Speaking Jan. 10 at The Packer’s Global Organic Produce Expo, a panel of experts looked at advances in management tools that could help organic growers deal with the challenges of mitigating and adapting to climate change.
Moderated by Todd Linsky, of Todd Linsky Consulting, the panel consisted of Dorn Cox, research director for Freeport, Maine-based Wolfe’s Neck Center for Agriculture & Environment, and organic specialist Erin Silva, assistant professor at the University of Wisconsin-Madison.
With his work at Wolfe’s Neck Center, Cox said he focuses on the links between improving soil health and the beneficial role that agriculture can play in the environment, he said.
“We really see agricultural science as a shared endeavor and agriculture as a shared human project,” he said. “And so we’re creating an environment where we’re linking producers and researchers and the general public together to help understand this larger world.”

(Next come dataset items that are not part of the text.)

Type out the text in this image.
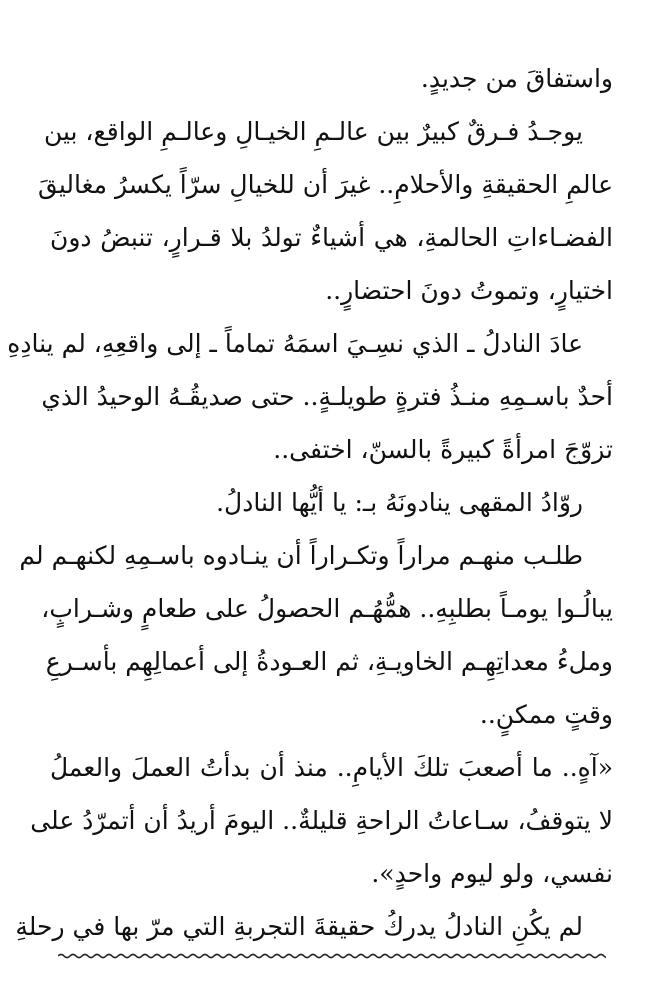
واستفاقَ من جديدٍ.
يوجـدُ فـرقٌ كبيرٌ بين عالـمِ الخيـالِ وعالـمِ الواقع، بين
عالمِ الحقيقةِ والأحلامِ.. غيرَ أن للخيالِ سرّاً يكسرُ مغاليقَ
الفضـاءاتِ الحالمةِ، هي أشياءٌ تولدُ بلا قـرارٍ، تنبضُ دونَ
اختيارٍ، وتموتُ دونَ احتضارٍ..
عادَ النادلُ ـ الذي نسِـيَ اسمَهُ تماماً ـ إلى واقعِهِ، لم ينادِهِ
أحدٌ باسـمِهِ منـذُ فترةٍ طويلـةٍ.. حتى صديقُـهُ الوحيدُ الذي
تزوّجَ امرأةً كبيرةً بالسنّ، اختفى..
روّادُ المقهى ينادونَهُ بـ: يا أيُّها النادلُ.
طلـب منهـم مراراً وتكـراراً أن ينـادوه باسـمِهِ لكنهـم لم
يبالُـوا يومـاً بطلبِهِ.. همُّهُـم الحصولُ على طعامٍ وشـرابٍ،
وملءُ معداتِهِـم الخاويـةِ، ثم العـودةُ إلى أعمالِهِم بأسـرعِ
وقتٍ ممكنٍ..
«آهٍ.. ما أصعبَ تلكَ الأيامِ.. منذ أن بدأتُ العملَ والعملُ
لا يتوقفُ، سـاعاتُ الراحةِ قليلةٌ.. اليومَ أريدُ أن أتمرّدُ على
نفسي، ولو ليوم واحدٍ».
لم يكُنِ النادلُ يدركُ حقيقةَ التجربةِ التي مرّ بها في رحلةِ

The center aims to provide the best possible science from an open technology ecosystem to help farmers take site-specific action.
“We are at an amazing point in human history where we have some of the tools that you (once) could only dream of in science fiction novels, that are accessible and democratized for almost any farmer on earth, and yet we have yet to harness those together,” he said.

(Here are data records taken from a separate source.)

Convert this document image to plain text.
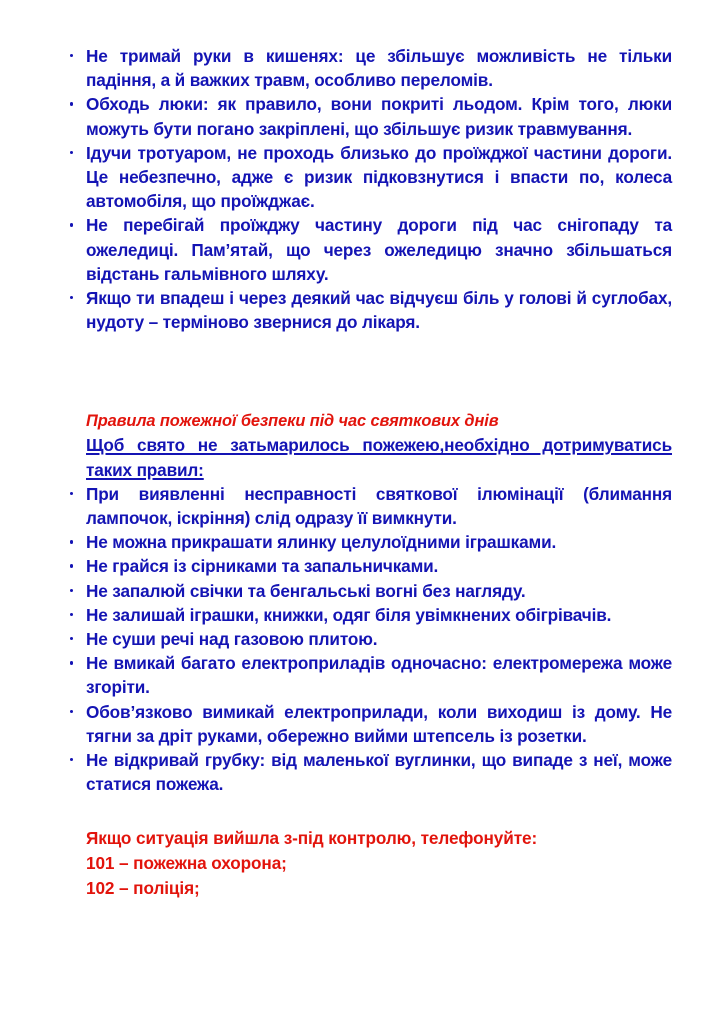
Не тримай руки в кишенях: це збільшує можливість не тільки падіння, а й важких травм, особливо переломів.
Обходь люки: як правило, вони покриті льодом. Крім того, люки можуть бути погано закріплені, що збільшує ризик травмування.
Ідучи тротуаром, не проходь близько до проїжджої частини дороги. Це небезпечно, адже є ризик підковзнутися і впасти по, колеса автомобіля, що проїжджає.
Не перебігай проїжджу частину дороги під час снігопаду та ожеледиці. Пам’ятай, що через ожеледицю значно збільшаться відстань гальмівного шляху.
Якщо ти впадеш і через деякий час відчуєш біль у голові й суглобах, нудоту – терміново звернися до лікаря.
Правила пожежної безпеки під час святкових днів
Щоб свято не затьмарилось пожежею,необхідно дотримуватись таких правил:
При виявленні несправності святкової ілюмінації (блимання лампочок, іскріння) слід одразу її вимкнути.
Не можна прикрашати ялинку целулоїдними іграшками.
Не грайся із сірниками та запальничками.
Не запалюй свічки та бенгальські вогні без нагляду.
Не залишай іграшки, книжки, одяг біля увімкнених обігрівачів.
Не суши речі над газовою плитою.
Не вмикай багато електроприладів одночасно: електромережа може згоріти.
Обов’язково вимикай електроприлади, коли виходиш із дому. Не тягни за дріт руками, обережно вийми штепсель із розетки.
Не відкривай грубку: від маленької вуглинки, що випаде з неї, може статися пожежа.
Якщо ситуація вийшла з-під контролю, телефонуйте:
101 – пожежна охорона;
102 – поліція;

Cox said the Wolfe’s Neck Center is bringing in large food companies, top research universities and tech companies in a collaborative effort to help achieve that.
“As I like to say that agriculture is not rocket science,” he said. “It’s actually far, far more complex.”
Climate change and the greenhouse effect of increasing carbon dioxide levels in the atmosphere are framed as “scary” issues to the public, but Cox said growers can play a role in managing carbon levels in the soil.
“There are more than four times as much carbon in biomass and the soil than there is an atmosphere, and 10 times more than in the oceans,” he said. “Small changes in how we manage the soil through agriculture can have very large effects.”
In fact, changes in organic matter in the soil appear to be ten times more important than greenhouse gas emissions in the rest of the supply chain, or putting up solar panels or running electric tractors.
“Pay attention to the big picture, changes in how we produce (crops) have very large effects,” he said. “Part of improving agricultural production can essentially substitute biology for inputs, thus reducing input and production costs.
“I think we have a unique opportunity here as organic agriculture producers to take action,” he said. “It is something we can do and I think it is something that the public can embrace.”
Agriculture and climate change
Silva said that studies have estimated that agriculture accounts for about 24% of greenhouse gas emissions, and that leaves out electricity the sector uses for lighting greenhouses, for example, or the energy required to produce synthetic fertilizers and pesticides. Organic farming can help reduce the effect of some of those “embedded” emissions in the production process, she said.
Dorn agreed that organic farming can help reduce greenhouse gas emissions.
“There is a lot of direct emissions from agriculture, and I think the real opportunity is carbon capture, or increasing organic matter in our agricultural production systems,” he said.
That can be done cost effectively, he said. In fact, growers could potentially be compensated for playing a role in reducing emissions.
If farmers quantify and collect data on their roles in improving water quality, carbon capture, flood mitigation, biodiversity, and pollinator habitat, it is possible they could get compensated for those efforts, he said.